Second is “the two week sprint”. Why two weeks? Imagine a complex subproject that will take someone good three months to go from start to finish, but you know that he can do it as he has been reliable. What this new process does is require it to be broken down into a dozen individual 2 week tickets with what needs to be completed – yes, a real deliverable – a each point. You might recognize this as the hardest part of any nontrivial change or addition. But Danny Diversity can’t even begin to understand how to do anything for the complex subproject, but can copy a bubblesort routine when it is needed for sprint #9. It is worse than that because 2 weeks is the MAXIMUM granularity, but the idea is to have half-day sized projects.

Note there will be “customers” that request a feature, and “the team” is supposed to estimate it, but in the new paradigm design is either omitted, relegated outside the team, or is done in parallel (usually as resented tickets trying to do a mini-waterfall inside the “agile” – usually it is the reverse). If you are making small patches, easily reversed to something like a website (e.g. add popup for shopping cart), this can work because the granularity is small, testability is high, it is a small mod, not a major design, and can be backed out instantly. Imagine if an OTA update bricks or introduces a huge vulnerability to a smartphone.

Third, one of the foundations of Agile is constant refactoring, often built in to the process, to avoid accumulating technical debt. If refactoring is one of those things that is avoided or treated like something that we haaaave to do, you are doing the converged version of “Agile”. Why? Because Betty Bugwright and Danny Diversity will get their tasks done in the sprint, but either any review will reject them or a clean-up tech debt ticket will have to be added. Can’t let there be a visible pattern of where the accumulation of technical debt is coming from. Like San Francisco wondering why the spontaneous appearance of the feces and needles on the side walks.

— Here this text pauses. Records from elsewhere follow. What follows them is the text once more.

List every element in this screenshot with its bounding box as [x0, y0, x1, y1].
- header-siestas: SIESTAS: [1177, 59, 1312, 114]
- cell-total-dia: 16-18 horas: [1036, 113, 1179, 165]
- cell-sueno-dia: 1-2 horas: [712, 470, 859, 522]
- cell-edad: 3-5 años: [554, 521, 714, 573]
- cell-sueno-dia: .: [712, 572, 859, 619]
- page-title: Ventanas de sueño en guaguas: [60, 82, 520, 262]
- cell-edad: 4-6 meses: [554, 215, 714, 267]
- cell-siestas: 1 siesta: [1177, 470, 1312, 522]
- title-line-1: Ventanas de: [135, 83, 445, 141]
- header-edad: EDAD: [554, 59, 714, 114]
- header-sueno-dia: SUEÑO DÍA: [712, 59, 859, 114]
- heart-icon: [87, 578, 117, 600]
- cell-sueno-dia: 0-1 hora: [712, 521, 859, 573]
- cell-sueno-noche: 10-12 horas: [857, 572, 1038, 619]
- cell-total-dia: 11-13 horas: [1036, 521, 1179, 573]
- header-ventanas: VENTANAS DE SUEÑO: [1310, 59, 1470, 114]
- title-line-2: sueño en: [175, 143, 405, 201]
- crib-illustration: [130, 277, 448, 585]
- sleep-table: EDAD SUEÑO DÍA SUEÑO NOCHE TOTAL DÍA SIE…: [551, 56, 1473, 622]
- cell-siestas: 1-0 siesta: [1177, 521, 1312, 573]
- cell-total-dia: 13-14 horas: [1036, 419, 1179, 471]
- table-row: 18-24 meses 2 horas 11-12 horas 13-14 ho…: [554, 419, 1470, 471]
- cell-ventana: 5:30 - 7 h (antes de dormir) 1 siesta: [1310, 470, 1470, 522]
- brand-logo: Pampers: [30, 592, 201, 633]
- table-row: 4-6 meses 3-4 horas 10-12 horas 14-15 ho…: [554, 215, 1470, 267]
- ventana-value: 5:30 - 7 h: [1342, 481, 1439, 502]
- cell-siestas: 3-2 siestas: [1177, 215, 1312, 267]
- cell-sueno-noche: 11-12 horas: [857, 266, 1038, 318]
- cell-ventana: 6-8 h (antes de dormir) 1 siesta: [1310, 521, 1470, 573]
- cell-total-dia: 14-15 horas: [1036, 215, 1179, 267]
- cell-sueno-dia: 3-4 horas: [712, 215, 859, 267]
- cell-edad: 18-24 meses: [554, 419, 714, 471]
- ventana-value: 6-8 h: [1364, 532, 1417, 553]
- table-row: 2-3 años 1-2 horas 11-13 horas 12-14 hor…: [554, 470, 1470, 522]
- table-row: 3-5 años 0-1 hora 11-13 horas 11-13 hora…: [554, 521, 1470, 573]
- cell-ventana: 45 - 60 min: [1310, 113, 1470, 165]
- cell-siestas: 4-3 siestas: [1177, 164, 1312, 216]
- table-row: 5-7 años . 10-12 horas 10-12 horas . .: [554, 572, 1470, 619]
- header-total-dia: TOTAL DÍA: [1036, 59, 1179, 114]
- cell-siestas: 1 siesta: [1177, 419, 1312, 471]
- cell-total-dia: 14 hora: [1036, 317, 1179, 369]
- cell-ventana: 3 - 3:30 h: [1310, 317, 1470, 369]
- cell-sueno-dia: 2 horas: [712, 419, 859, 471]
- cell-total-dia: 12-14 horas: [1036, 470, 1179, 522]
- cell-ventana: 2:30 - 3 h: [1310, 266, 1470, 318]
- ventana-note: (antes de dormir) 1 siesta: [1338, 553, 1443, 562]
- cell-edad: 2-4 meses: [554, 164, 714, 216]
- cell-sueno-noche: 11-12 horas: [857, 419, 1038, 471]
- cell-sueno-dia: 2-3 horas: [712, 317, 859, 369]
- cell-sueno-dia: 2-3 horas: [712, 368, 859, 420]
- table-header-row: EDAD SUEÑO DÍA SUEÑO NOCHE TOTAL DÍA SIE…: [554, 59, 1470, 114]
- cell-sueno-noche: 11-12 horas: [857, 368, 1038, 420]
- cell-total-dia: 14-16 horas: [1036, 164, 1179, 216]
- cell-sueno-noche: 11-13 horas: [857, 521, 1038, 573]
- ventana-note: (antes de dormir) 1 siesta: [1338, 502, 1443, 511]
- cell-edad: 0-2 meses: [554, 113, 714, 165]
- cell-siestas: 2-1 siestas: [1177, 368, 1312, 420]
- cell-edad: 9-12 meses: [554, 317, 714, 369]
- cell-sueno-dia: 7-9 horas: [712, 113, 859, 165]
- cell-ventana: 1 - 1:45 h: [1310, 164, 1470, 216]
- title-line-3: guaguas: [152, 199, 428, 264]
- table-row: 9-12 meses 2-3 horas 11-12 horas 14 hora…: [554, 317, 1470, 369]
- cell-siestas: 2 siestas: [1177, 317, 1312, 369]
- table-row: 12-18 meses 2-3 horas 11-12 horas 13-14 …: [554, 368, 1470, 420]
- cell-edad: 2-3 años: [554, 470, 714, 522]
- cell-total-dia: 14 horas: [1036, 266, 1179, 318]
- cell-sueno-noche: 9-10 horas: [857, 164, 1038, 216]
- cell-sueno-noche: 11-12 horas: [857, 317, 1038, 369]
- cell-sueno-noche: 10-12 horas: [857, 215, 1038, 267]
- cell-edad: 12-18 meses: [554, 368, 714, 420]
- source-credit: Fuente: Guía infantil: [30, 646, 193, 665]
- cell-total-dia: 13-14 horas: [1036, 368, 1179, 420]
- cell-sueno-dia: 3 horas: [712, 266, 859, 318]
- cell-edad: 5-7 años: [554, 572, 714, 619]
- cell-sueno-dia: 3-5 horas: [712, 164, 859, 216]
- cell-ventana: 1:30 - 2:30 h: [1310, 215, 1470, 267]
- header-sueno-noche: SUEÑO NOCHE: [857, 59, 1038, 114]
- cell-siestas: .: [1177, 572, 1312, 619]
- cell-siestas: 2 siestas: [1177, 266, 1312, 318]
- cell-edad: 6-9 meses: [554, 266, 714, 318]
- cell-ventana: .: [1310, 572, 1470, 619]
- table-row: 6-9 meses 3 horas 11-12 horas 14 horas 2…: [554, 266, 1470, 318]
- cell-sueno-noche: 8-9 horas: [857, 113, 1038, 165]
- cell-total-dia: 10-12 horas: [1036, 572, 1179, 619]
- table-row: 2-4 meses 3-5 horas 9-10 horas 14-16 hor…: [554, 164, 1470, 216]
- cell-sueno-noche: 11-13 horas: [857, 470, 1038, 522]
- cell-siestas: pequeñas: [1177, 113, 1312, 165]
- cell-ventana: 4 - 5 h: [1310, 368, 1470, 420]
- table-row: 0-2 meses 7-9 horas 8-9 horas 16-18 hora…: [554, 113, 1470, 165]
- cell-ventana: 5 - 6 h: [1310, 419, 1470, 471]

Fourth, Participation (a)Trophy Test driven code. Actual regression tests are very useful, but hard to do and take time and effort to code. Expecially cross module unit and system tests. Instead, we get kabuki where Danny writes a routine to verify Add(2,2) returns 4, which is still better than letting him modify any used part of the code. But you can add thousands of lines of meaningless clutter, imply that the quality is improving because it is now “tested” while the system is collapsing, and give the deadweight something nondestructive to do for the kabuki.

True Agile is a toolbox, with screwdrivers to remove screws, hammers for nails, and wrenches or at least pliers for bolts. But when all you have is a hammer…

This is an astute observation. I may have to include it almost verbatim as an example in Corporate Cancer.